Esistono diversi diodi led, nell’esempio mostrato in questa guida, si tengono in considerazione queste tre varianti:

  • Colore ROSSO: 1.8 Volt
  • Colore GIALLO: 1.9 Volt
  • Colore VERDE: 2.0 Volt

Legge di Ohm: Calcolare il valore della resistenza

Prima di proseguire alcune nozioni base:

  • V è la tensione di alimentazione e si misura in Volt.
  • I è l’intensità di corrente che circola in un circuito. Si misura in Ampere (A), ma spesso si usa il sottomultiplo mA.
  • R è la resistenza e si misura in Ohm.

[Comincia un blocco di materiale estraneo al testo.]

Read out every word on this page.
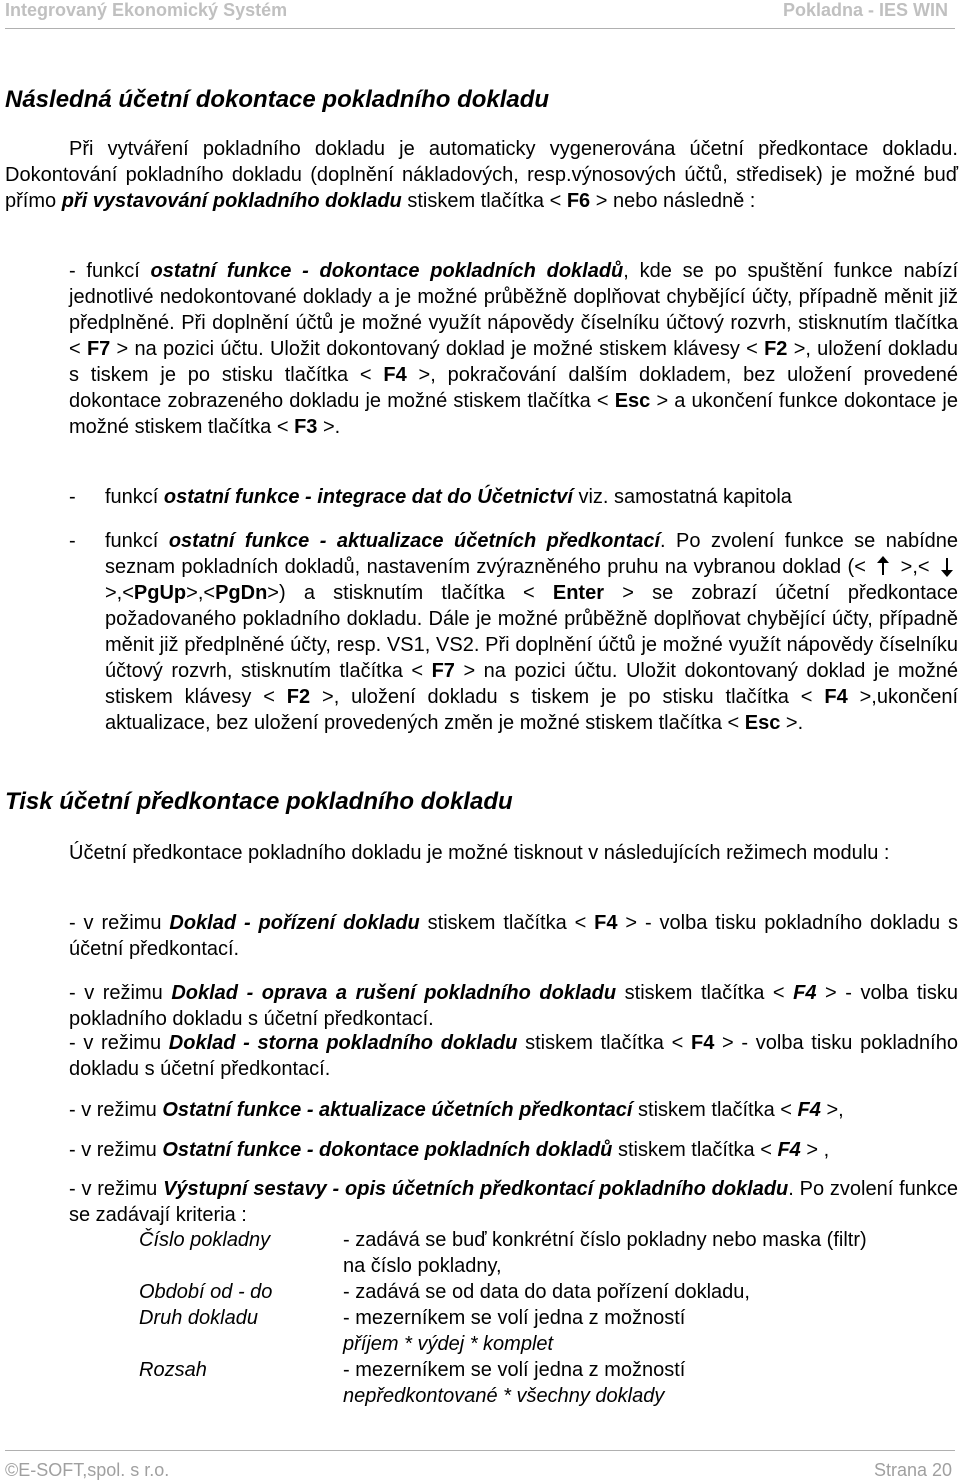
Integrovaný Ekonomický Systém	Pokladna - IES WIN
Následná účetní dokontace pokladního dokladu
Při vytváření pokladního dokladu je automaticky vygenerována účetní předkontace dokladu. Dokontování pokladního dokladu (doplnění nákladových, resp.výnosových účtů, středisek) je možné buď přímo při vystavování pokladního dokladu stiskem tlačítka < F6 > nebo následně :
- funkcí ostatní funkce - dokontace pokladních dokladů, kde se po spuštění funkce nabízí jednotlivé nedokontované doklady a je možné průběžně doplňovat chybějící účty, případně měnit již předplněné. Při doplnění účtů je možné využít nápovědy číselníku účtový rozvrh, stisknutím tlačítka < F7 > na pozici účtu. Uložit dokontovaný doklad je možné stiskem klávesy < F2 >, uložení dokladu s tiskem je po stisku tlačítka < F4 >, pokračování dalším dokladem, bez uložení provedené dokontace zobrazeného dokladu je možné stiskem tlačítka < Esc > a ukončení funkce dokontace je možné stiskem tlačítka < F3 >.
- funkcí ostatní funkce - integrace dat do Účetnictví viz. samostatná kapitola
- funkcí ostatní funkce - aktualizace účetních předkontací. Po zvolení funkce se nabídne seznam pokladních dokladů, nastavením zvýrazněného pruhu na vybranou doklad (<  >,<  >,<PgUp>,<PgDn>) a stisknutím tlačítka < Enter > se zobrazí účetní předkontace požadovaného pokladního dokladu. Dále je možné průběžně doplňovat chybějící účty, případně měnit již předplněné účty, resp. VS1, VS2. Při doplnění účtů je možné využít nápovědy číselníku účtový rozvrh, stisknutím tlačítka < F7 > na pozici účtu. Uložit dokontovaný doklad je možné stiskem klávesy < F2 >, uložení dokladu s tiskem je po stisku tlačítka < F4 >,ukončení aktualizace, bez uložení provedených změn je možné stiskem tlačítka < Esc >.
Tisk účetní předkontace pokladního dokladu
Účetní předkontace pokladního dokladu je možné tisknout v následujících režimech modulu :
- v režimu Doklad - pořízení dokladu stiskem tlačítka < F4 > - volba tisku pokladního dokladu s účetní předkontací.
- v režimu Doklad - oprava a rušení pokladního dokladu stiskem tlačítka < F4 > - volba tisku pokladního dokladu s účetní předkontací.
- v režimu Doklad - storna pokladního dokladu stiskem tlačítka < F4 > - volba tisku pokladního dokladu s účetní předkontací.
- v režimu Ostatní funkce - aktualizace účetních předkontací stiskem tlačítka < F4 >,
- v režimu Ostatní funkce - dokontace pokladních dokladů stiskem tlačítka < F4 > ,
- v režimu Výstupní sestavy - opis účetních předkontací pokladního dokladu. Po zvolení funkce se zadávají kriteria :
Číslo pokladny	- zadává se buď konkrétní číslo pokladny nebo maska (filtr)
na číslo pokladny,
Období od - do	- zadává se od data do data pořízení dokladu,
Druh dokladu	- mezerníkem se volí jedna z možností
příjem * výdej * komplet
Rozsah	- mezerníkem se volí jedna z možností
nepředkontované * všechny doklady
©E-SOFT,spol. s r.o.	Strana 20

Per calcolare correttamente il valore della resistenza è necessario conoscere i seguenti dati:

  • Tensione di alimentazione
  • Caduta di tensione del led
  • Corrente di lavoro del led

La formula della legge di Ohm dice:

R = V/I

dove R è la Resistenza, V è la tensione e I è l’intensità di corrente.

Nel caso di un diodo led:

R = (Vcc-Vd) /I

La resistenza (R) è data dalla differenza di tensione tra alimentazione (Vcc) e led (Vd) in rapporto con la corrente di lavoro (I).

Nel caso in cui si desidera aggiungere un diodo led di colore rosso ad un alimentatore da 12 V i valori da tenere in considerazione sono:

  • 12 V è la tensione di alimentazione
  • 1.8 V è la caduta di tensione di un diodo led rosso
  • 0.015 mA è la corrente

Nota: i valori della caduta di tensione come la corrente del led vanno ricercati nel datasheet del led. Generalmente gli standard sono 1.8 per led rossi, 1.9 per led gialli e 2.0 per led verdi; mentre la corrente tipicamente è di 0.015 mA.

La formula applicata è:

R = (12-1.8)/0.015 = 680 ohm

La resistenza da applicare deve essere uguale o superiore a 680 ohm.

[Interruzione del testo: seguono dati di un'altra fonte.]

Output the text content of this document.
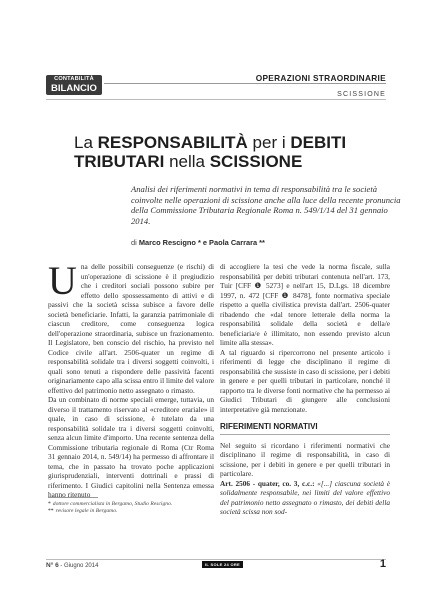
CONTABILITÀ
BILANCIO
OPERAZIONI STRAORDINARIE
SCISSIONE
La RESPONSABILITÀ per i DEBITI
TRIBUTARI nella SCISSIONE
Analisi dei riferimenti normativi in tema di responsabilità tra le società coinvolte nelle operazioni di scissione anche alla luce della recente pronuncia della Commissione Tributaria Regionale Roma n. 549/1/14 del 31 gennaio 2014.
di Marco Rescigno * e Paola Carrara **

Una delle possibili conseguenze (e rischi) di un'operazione di scissione è il pregiudizio che i creditori sociali possono subire per effetto dello spossessamento di attivi e di passivi che la società scissa subisce a favore delle società beneficiarie. Infatti, la garanzia patrimoniale di ciascun creditore, come conseguenza logica dell'operazione straordinaria, subisce un frazionamento. Il Legislatore, ben conscio del rischio, ha previsto nel Codice civile all'art. 2506-quater un regime di responsabilità solidale tra i diversi soggetti coinvolti, i quali sono tenuti a rispondere delle passività facenti originariamente capo alla scissa entro il limite del valore effettivo del patrimonio netto assegnato o rimasto.

Da un combinato di norme speciali emerge, tuttavia, un diverso il trattamento riservato al «creditore erariale» il quale, in caso di scissione, è tutelato da una responsabilità solidale tra i diversi soggetti coinvolti, senza alcun limite d'importo. Una recente sentenza della Commissione tributaria regionale di Roma (Ctr Roma 31 gennaio 2014, n. 549/14) ha permesso di affrontare il tema, che in passato ha trovato poche applicazioni giurisprudenziali, interventi dottrinali e prassi di riferimento. I Giudici capitolini nella Sentenza emessa hanno ritenuto

di accogliere la tesi che vede la norma fiscale, sulla responsabilità per debiti tributari contenuta nell'art. 173, Tuir [CFF ❶ 5273] e nell'art 15, D.Lgs. 18 dicembre 1997, n. 472 [CFF ❶ 8478], fonte normativa speciale rispetto a quella civilistica prevista dall'art. 2506-quater ribadendo che «dal tenore letterale della norma la responsabilità solidale della società e della/e beneficiaria/e è illimitato, non essendo previsto alcun limite alla stessa».

A tal riguardo si ripercorrono nel presente articolo i riferimenti di legge che disciplinano il regime di responsabilità che sussiste in caso di scissione, per i debiti in genere e per quelli tributari in particolare, nonché il rapporto tra le diverse fonti normative che ha permesso ai Giudici Tributari di giungere alle conclusioni interpretative già menzionate.

RIFERIMENTI NORMATIVI

Nel seguito si ricordano i riferimenti normativi che disciplinano il regime di responsabilità, in caso di scissione, per i debiti in genere e per quelli tributari in particolare.

Art. 2506 - quater, co. 3, c.c.: «[...] ciascuna società è solidalmente responsabile, nei limiti del valore effettivo del patrimonio netto assegnato o rimasto, dei debiti della società scissa non sod-

* dottore commercialista in Bergamo, Studio Rescigno.
** revisore legale in Bergamo.
N° 6 - Giugno 2014	IL SOLE 24 ORE	1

Poco cambia se il diodo led è giallo o verde, poiché il distacco è lieve, nel dettaglio:

R = (12-1.9)/0.015 = 673 ohm (diodo giallo)

R = (12-2.0)/0.015 = 666 ohm (diodo verde)

Essendo prodotte con valori predefiniti in questo caso la resistenza da applicare è da 1 Kohm.

Mentre se l’alimentatore è da 5 V la formula applicata diventa:

R = (5-1.8)/0.015 = 213 ohm (diodo rosso)

R = (5-1.9)/0.015 = 206 ohm (diodo giallo)

R = (5-2.0)/0.015 = 200 ohm (diodo verde)

Poiché le resistenze vengono prodotti con valori predefiniti, quello più vicino a ciò che è stato calcolato è la resistenza da 220 ohm.

Installazione

Per aggiungere un diodo led a un alimentatore atx, di quelli usati nei vecchi computer fissi, è necessario avere una resistenza da 220 ohm e un diodo led.

Il terminale più corto (catodo) del diodo led va collegato al polo di colore nero del molex.

Il terminale più lungo (anodo), tramite del filo oppure saldandolo, va connesso a un polo della resistenza da 220 ohm.

Il terminale della resistenza va collegato al polo di colore rosso (5V) del molex.

E’ possibile eventualmente sfruttare la tensione a 12 V ma in questa circostanza bisogna avere una resistenza da 1 K ohm e il terminale della stessa dovrà finire sul filo giallo (12V) del molex anziché in quello rosso (5V).